The format and contents of a Context object is completely implementation-defined. An implementation may provide a way to construct its specific context type, which can be used by user setup code to connect to the SOMA data store (represented above as the somaimpl.create_context call). However, client code should treat the context object on any instantiated SOMA objects as an opaque value, and only pass it directly as the context parameter when creating or opening other SOMA data.

Changelog

  1. Acceptance of Arrow as base type system.
  2. Adding explicit separation of foundational and composed types, and clarified the intent of composed types.
  3. Rename uns to metadata.
  4. Added initial prose for value filter expressions.
  5. Added further clarification to read incremental return.
  6. SOMAMatrix removed.
  7. Operations clarified (add description). Remove assumption of handle/object state.
  8. SOMADataFrame generalized to row-indexed or (multi-) user-indexed. Adding __rowid pseudo-column to use in indexing dense matrices.
  9. Introduced SOMADenseNdArray/SOMAsparseNdArray and SOMAExperiment/SOMAMeasurement.
  10. Removed composed type SOMA.
  11. Added initial general utility operations.
  12. Clarified the data types that may be stored in metadata.
  13. Clarified namespacing of reserved slots in SOMAExperiment/SOMAMeasurement.
  14. Renamed SOMAMapping to SOMAMetadataMapping to clarify use.
  15. Add read partitions and ordering to foundational types.
  16. Clarify ABI for read/write chunks to NDArrays.
  17. Removed open issues around raw - there is already sufficient expressiveness in this spec.
  18. Removed var_ms/obs_ms.
  19. Editorial cleanup and clarifications.
  20. Simplified dataframe indexing to indexed/non-indexed. Removed from data model; isolated to only those operations affected.
  21. Add parameter for storage-engine-specific config, to read/write/create ops.
  22. Support both sparse and dense ndarray in SOMAExperiment X slot.
  23. Split read batch_size and partitioning, and clarify intent.
  24. Allow multiple format support for NDArray read/write ops.
  25. Clarified SOMACollection delete semantics.
  26. __rowid changed to soma_rowid. Use soma and SOMA as "reserved" prefixes.

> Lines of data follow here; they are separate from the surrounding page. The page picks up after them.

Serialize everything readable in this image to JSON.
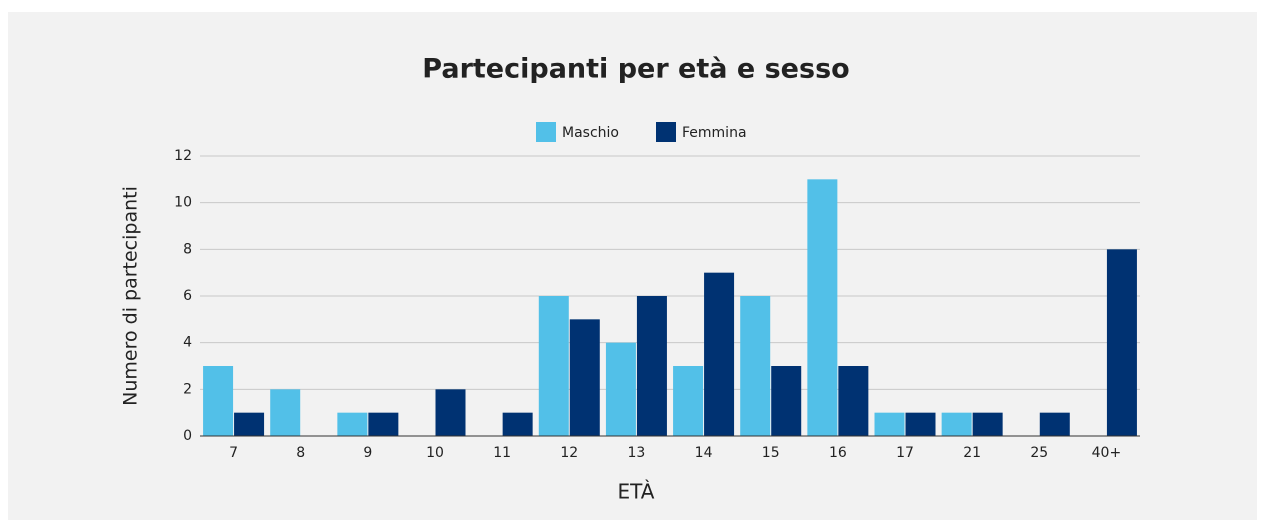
{
  "chart_data": {
    "type": "bar",
    "title": "Partecipanti per età e sesso",
    "x_label": "ETÀ",
    "y_label": "Numero di partecipanti",
    "categories": [
      "7",
      "8",
      "9",
      "10",
      "11",
      "12",
      "13",
      "14",
      "15",
      "16",
      "17",
      "21",
      "25",
      "40+"
    ],
    "series": [
      {
        "name": "Maschio",
        "color": "#52c0e8",
        "values": [
          3,
          2,
          1,
          0,
          0,
          6,
          4,
          3,
          6,
          11,
          1,
          1,
          0,
          0
        ]
      },
      {
        "name": "Femmina",
        "color": "#003272",
        "values": [
          1,
          0,
          1,
          2,
          1,
          5,
          6,
          7,
          3,
          3,
          1,
          1,
          1,
          8
        ]
      }
    ],
    "ylim": [
      0,
      12
    ],
    "yticks": [
      0,
      2,
      4,
      6,
      8,
      10,
      12
    ],
    "grid": true,
    "legend": "top"
  }
}
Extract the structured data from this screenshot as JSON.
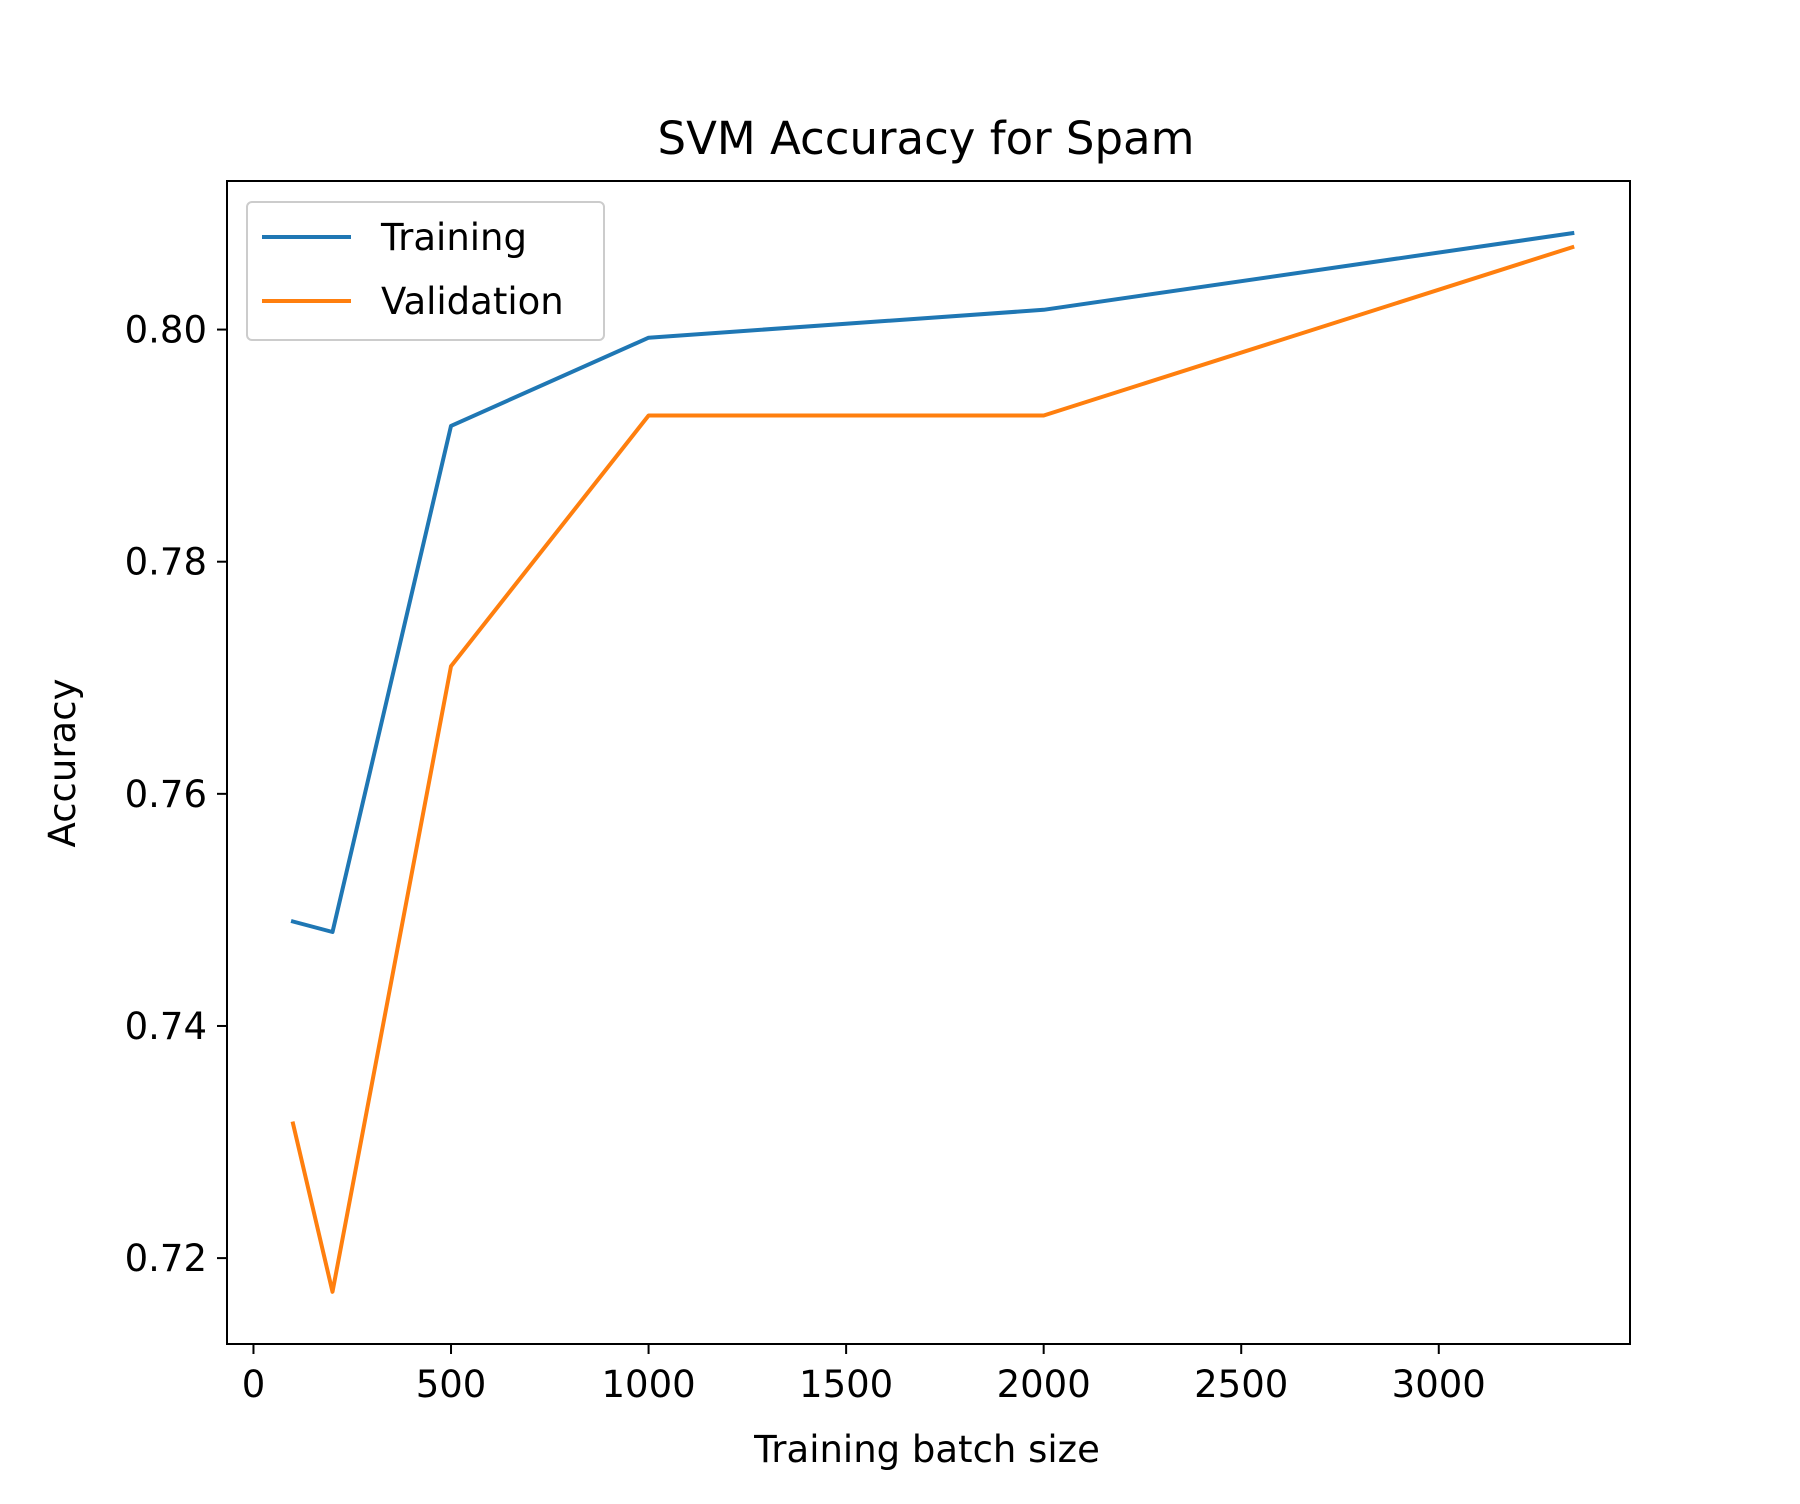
{
  "chart_data": {
    "type": "line",
    "title": "SVM Accuracy for Spam",
    "xlabel": "Training batch size",
    "ylabel": "Accuracy",
    "x": [
      100,
      200,
      500,
      1000,
      2000,
      3338
    ],
    "series": [
      {
        "name": "Training",
        "color": "#1f77b4",
        "values": [
          0.749,
          0.7481,
          0.7917,
          0.7993,
          0.8017,
          0.8083
        ]
      },
      {
        "name": "Validation",
        "color": "#ff7f0e",
        "values": [
          0.7316,
          0.7171,
          0.771,
          0.7926,
          0.7926,
          0.8071
        ]
      }
    ],
    "xlim": [
      -67,
      3484
    ],
    "ylim": [
      0.7126,
      0.8128
    ],
    "xticks": [
      {
        "value": 0,
        "label": "0"
      },
      {
        "value": 500,
        "label": "500"
      },
      {
        "value": 1000,
        "label": "1000"
      },
      {
        "value": 1500,
        "label": "1500"
      },
      {
        "value": 2000,
        "label": "2000"
      },
      {
        "value": 2500,
        "label": "2500"
      },
      {
        "value": 3000,
        "label": "3000"
      }
    ],
    "yticks": [
      {
        "value": 0.72,
        "label": "0.72"
      },
      {
        "value": 0.74,
        "label": "0.74"
      },
      {
        "value": 0.76,
        "label": "0.76"
      },
      {
        "value": 0.78,
        "label": "0.78"
      },
      {
        "value": 0.8,
        "label": "0.80"
      }
    ],
    "grid": false,
    "legend_position": "upper-left"
  }
}
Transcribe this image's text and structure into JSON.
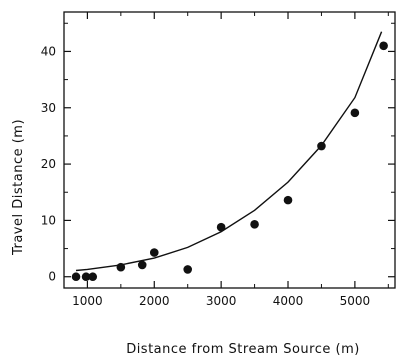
{
  "chart_data": {
    "type": "scatter",
    "xlabel": "Distance from Stream Source (m)",
    "ylabel": "Travel Distance (m)",
    "xlim": [
      650,
      5600
    ],
    "ylim": [
      -2,
      47
    ],
    "xticks_major": [
      1000,
      2000,
      3000,
      4000,
      5000
    ],
    "xticks_minor": [
      1500,
      2500,
      3500,
      4500,
      5500
    ],
    "yticks_major": [
      0,
      10,
      20,
      30,
      40
    ],
    "yticks_minor": [
      5,
      15,
      25,
      35,
      45
    ],
    "x_tick_labels": [
      "1000",
      "2000",
      "3000",
      "4000",
      "5000"
    ],
    "y_tick_labels": [
      "0",
      "10",
      "20",
      "30",
      "40"
    ],
    "grid": false,
    "series": [
      {
        "type": "scatter",
        "points": [
          {
            "x": 830,
            "y": 0
          },
          {
            "x": 980,
            "y": 0
          },
          {
            "x": 1080,
            "y": 0
          },
          {
            "x": 1500,
            "y": 1.7
          },
          {
            "x": 1820,
            "y": 2.1
          },
          {
            "x": 2000,
            "y": 4.3
          },
          {
            "x": 2500,
            "y": 1.3
          },
          {
            "x": 3000,
            "y": 8.8
          },
          {
            "x": 3500,
            "y": 9.3
          },
          {
            "x": 4000,
            "y": 13.6
          },
          {
            "x": 4500,
            "y": 23.2
          },
          {
            "x": 5000,
            "y": 29.1
          },
          {
            "x": 5430,
            "y": 41.0
          }
        ]
      },
      {
        "type": "line",
        "points": [
          {
            "x": 830,
            "y": 1.1
          },
          {
            "x": 1000,
            "y": 1.3
          },
          {
            "x": 1500,
            "y": 2.1
          },
          {
            "x": 2000,
            "y": 3.3
          },
          {
            "x": 2500,
            "y": 5.2
          },
          {
            "x": 3000,
            "y": 8.0
          },
          {
            "x": 3500,
            "y": 11.8
          },
          {
            "x": 4000,
            "y": 16.8
          },
          {
            "x": 4500,
            "y": 23.3
          },
          {
            "x": 5000,
            "y": 31.8
          },
          {
            "x": 5400,
            "y": 43.5
          }
        ]
      }
    ]
  }
}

  27. Various editorial clarifications.
  28. Clarify distinction between soma_rowid pseudo-column and soma_joinid column.
  29. Split indexed/non-indexed dataframe into two types to clarify differing indexing/slicing semantics, and the existence of the soma_rowid pseudo-column only in non-indexed dataframes.
  30. Most use of Arrow RecordBatch updated to be a Table, as this allows for chunked arrays (larger objects).
  31. Clarify that read operations can accept a "list of scalar" in the form of an Arrow Array or ChunkedArray.
  32. Clarify the return value of get schema operation for NdArray types.
  33. Clarified the function name returning the SOMA API version (get_SOMA_version), and bumped API version to 0.2.0-dev.
  34. All offset types (soma_rowid, soma_joinid) changed from uint64 to positive int64.
  35. Remove reshape operation from the NdArray types.
  36. Clarify type conformance and promotion.
  37. NdArray COO column names - add soma prefix to move all names into the reserved namespace.
  38. Clarify explicit nature of soma_rowid/soma_joinid handling throughout.
  39. Renamed type fields to soma_type.
  40. Remove SOMADataFrame; rename SOMAIndexedDataFrame to SOMADataFrame.
  41. Add description of platform_config objects.
  42. Change NdArray to NDArray.
  43. Add context field.
  44. Pull description of common operations into its own section.
  45. Specify object lifecycle and related operations (create, open, add_new_*, etc.).
  46. Uniformize backticks, punctuation, etc.
  47. Fixed erroneous backticks, spelling, and capitalization.
  48. Renamed SOMADataFrame.read() ids param and SOMASparseNDArray.read() slice param to coords, for consistency between SOMADataFrame, SOMASparseNDArray and SOMADenseNDArray types.
  49. Updated SOMABatchFormat section, renaming to SOMASparseNDArrayRead and removing the csr, csc, and record-batch format options.
  50. Removed SOMASparseNDArray.read() batch_format param and changed return type to SOMASparseNDArrayRead.
  51. Renamed Collection.add_new_collection() type param to kind.
  52. Removed ⚠️-marked commentary.
  53. Added SOMAMeasurement to "Data Model" section, under "composed types".
  54. Allowed all N-d arrays to be sparse.